I like Sian and colleagues’ brave experiments in getting us to rethink learning technology by not just talking the talk but walking the walk (on a tightrobe with no safety net as sezpayne2 noted).  So, no WebCT Panopticon and instead we have a combination of:

  • centralising technologies like the course team’s module blog (the mothership?) providing us with course readings, structure and instructions (most academics use the VLE as a content repository – why don’t they use a blog instead?)
  • dispersed technologies like the course participants’ sites – their WordPress blogs and Twitter accounts for personal reflections

Thoughts on a metaphor about some technologies being centripetal (pulling learners together) and others centrifugal (pulling them away). Has it been done? Does it make sense?
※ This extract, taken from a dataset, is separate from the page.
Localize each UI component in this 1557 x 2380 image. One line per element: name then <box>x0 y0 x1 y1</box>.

Anyway, will course participants comment on one another’s posts  or reply to them in posts on their  own blogs? Will we have conversations in Twitter or broken monologic fragments? Will we use old skool discussion boards? In short, will Sian and Jen pull it off or will it end in tears?

This is my first post for E-learning and Digital Cultures.

I’ve posted to the Wallwisher icebreaking wall this image from Flickr.

My short note went:

What does this Flickr image ’say’ about digital culture? The private made public? Analogue behaviours replicated online? SNS identity performance as defacement?